Nei giudizi determinanti l’universale è già dato dalle forme a priori, in quelli riflettenti l’universale va cercato partendo dal particolare. I giudizi determinanti sono oggettivi e scientificamente validi, quelli riflettenti esprimono più che altro un bisogno tipico di quell’essere finito che è l’uomo. L’uomo ha bisogno di pensare che la natura sia adatta a servire i fini umani e a rendere possibile la sua libertà. La critica del giudizio è un’analisi dei giudizi riflettenti, per giudizio si intende “organo dei giudizi riflettenti”, ossia la facoltà intermedia tra intelletto e la ragione, e quindi tra la conoscenza e la morale. I due tipi fondamentali di giudizio riflettente sono:

  • giudizio estetico: verte sulla bellezza, viviamo immediatamente e intuitivamente la finalità della natura
  • giudizio teleologico: riguarda il discorso sui fini della natura, noi pensiamo concettualmente tale finalità mediante la nozione di fine.

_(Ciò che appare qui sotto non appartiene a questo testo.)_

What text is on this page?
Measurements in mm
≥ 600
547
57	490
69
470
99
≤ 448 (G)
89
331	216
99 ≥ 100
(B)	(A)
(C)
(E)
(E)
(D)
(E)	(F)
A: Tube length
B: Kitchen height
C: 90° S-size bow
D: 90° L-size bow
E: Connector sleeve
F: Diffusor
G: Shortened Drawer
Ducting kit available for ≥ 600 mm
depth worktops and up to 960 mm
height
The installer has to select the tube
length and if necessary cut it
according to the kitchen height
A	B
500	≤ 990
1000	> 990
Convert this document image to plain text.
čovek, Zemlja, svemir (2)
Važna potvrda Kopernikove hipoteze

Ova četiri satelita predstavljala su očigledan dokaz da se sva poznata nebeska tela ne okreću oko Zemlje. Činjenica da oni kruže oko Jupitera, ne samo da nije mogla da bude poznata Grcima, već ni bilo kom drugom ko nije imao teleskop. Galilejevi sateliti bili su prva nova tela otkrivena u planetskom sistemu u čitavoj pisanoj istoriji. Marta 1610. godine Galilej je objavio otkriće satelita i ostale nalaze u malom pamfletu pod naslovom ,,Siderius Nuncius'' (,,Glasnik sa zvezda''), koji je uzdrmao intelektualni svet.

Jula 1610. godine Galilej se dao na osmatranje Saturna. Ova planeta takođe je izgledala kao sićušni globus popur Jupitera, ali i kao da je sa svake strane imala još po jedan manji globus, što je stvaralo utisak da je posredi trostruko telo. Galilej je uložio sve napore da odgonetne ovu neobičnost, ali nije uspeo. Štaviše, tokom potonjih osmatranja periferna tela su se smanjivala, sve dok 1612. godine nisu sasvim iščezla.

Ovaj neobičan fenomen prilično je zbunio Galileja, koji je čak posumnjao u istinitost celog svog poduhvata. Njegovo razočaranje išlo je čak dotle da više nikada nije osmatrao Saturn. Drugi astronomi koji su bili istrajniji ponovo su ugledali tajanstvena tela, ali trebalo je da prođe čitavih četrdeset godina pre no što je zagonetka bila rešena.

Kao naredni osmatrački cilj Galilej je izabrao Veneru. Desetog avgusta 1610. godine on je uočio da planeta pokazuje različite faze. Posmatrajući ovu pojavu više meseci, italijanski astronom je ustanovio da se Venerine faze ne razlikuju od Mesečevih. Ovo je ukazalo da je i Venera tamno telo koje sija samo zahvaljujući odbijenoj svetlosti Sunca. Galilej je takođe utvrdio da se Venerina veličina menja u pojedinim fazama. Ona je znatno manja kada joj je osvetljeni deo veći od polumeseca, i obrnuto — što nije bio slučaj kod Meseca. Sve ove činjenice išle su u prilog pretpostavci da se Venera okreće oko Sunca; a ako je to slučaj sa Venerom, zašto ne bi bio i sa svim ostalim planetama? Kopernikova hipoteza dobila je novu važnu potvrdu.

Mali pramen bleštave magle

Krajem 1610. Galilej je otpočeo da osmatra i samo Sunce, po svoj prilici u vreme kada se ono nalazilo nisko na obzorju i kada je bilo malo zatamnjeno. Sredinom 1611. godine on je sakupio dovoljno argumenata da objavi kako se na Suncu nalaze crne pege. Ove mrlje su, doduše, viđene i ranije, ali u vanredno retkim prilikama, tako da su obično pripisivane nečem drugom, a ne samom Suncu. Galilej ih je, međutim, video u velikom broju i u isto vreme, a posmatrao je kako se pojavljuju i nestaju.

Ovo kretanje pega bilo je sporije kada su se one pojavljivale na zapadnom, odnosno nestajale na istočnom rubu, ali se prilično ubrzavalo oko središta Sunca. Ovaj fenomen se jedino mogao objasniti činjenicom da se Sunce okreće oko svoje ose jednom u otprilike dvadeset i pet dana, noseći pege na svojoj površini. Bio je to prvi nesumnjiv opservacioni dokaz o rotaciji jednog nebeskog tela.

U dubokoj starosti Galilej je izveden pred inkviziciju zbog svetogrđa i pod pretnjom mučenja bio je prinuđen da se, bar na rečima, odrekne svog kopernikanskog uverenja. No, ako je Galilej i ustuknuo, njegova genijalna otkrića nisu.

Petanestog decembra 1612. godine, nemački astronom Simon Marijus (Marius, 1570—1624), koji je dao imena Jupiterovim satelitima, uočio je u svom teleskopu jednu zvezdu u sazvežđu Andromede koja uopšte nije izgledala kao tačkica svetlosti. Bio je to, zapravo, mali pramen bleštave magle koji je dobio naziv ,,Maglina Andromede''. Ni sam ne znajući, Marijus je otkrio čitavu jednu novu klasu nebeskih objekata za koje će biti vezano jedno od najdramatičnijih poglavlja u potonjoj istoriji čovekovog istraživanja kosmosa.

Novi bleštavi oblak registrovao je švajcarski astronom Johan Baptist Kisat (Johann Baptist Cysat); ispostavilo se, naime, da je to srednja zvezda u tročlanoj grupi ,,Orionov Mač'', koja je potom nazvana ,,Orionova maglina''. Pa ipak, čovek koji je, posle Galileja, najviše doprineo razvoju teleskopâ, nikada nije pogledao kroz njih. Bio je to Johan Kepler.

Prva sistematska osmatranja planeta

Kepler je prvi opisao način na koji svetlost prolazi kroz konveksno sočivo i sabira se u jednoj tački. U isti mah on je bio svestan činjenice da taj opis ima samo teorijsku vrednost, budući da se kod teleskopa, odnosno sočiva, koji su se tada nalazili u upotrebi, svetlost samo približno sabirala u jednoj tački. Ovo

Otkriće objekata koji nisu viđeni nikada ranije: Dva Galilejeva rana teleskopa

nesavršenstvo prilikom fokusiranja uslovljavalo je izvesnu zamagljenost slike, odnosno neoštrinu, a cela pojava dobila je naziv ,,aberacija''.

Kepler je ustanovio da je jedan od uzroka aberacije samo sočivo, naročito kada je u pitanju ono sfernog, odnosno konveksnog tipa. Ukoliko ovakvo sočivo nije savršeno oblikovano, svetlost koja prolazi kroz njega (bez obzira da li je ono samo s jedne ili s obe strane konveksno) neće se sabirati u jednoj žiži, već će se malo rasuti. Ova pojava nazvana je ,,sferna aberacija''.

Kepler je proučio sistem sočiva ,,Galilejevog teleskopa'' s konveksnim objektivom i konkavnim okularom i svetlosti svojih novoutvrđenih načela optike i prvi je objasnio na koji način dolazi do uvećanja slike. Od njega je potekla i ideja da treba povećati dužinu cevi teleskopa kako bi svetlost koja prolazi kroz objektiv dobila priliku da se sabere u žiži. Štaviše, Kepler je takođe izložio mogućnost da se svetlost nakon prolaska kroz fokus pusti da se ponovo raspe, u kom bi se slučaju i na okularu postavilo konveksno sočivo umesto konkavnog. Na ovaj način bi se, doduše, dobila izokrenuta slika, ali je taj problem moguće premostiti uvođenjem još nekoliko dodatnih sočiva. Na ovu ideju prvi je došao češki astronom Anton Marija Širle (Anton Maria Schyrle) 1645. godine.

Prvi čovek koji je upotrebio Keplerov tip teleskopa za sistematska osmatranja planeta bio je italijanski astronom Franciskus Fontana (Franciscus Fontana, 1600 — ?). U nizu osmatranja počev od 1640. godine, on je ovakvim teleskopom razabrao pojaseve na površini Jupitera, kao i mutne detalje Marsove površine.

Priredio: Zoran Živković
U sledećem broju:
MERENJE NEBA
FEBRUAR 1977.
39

Entrambi derivano a priori dalla nostra mente, sono giudizi sentimentali puri. Se il principio di finalità riguarda il rapporto di armonia che si instaura tra soggetto e rappresentazione del soggetto, si ha il giudizio estetico, se riguarda un ordine finalistico interno alla natura stessa, si ha quello teleologico. Nel primo caso si parla di finalità soggettiva o formale, nel secondo di finalità oggettiva o reale. Anche il giudizio teleologico esprime soltanto un bisogno soggettivo della nostra mente di rappresentarsi in modo finalistico l’ordine delle cose.

L’universalità del giudizio di gusto e la rivoluzione copernicana estetica  

Cosa intende sostenere Kant quando difende l’universalità del giudizio estetico? Intende asserire che nel giudizio estetico la bellezza è vissuta come qualcosa che deve venir condivisa da tutti. Kant distingue piacevole, che è ciò che piace ai sensi nella sensazione, e piacere estetico, che è il sentimento provocato dall’immagine della cosa. Il piacevole dà luogo ai giudizi estetici empirici, che nascono dalle attrattive delle cose sui sensi e sono legati alle inclinazioni individuali, privi di universalità. Il piacere estetico invece è qualcosa di puro che si concretizza nei giudizi estetici puri, derivanti dalla sola contemplazione della forma di un oggetto. Soltanto i giudizi di questo tipo hanno la pretesa dell’universalità, in quanto non sono soggetti a condizionamenti.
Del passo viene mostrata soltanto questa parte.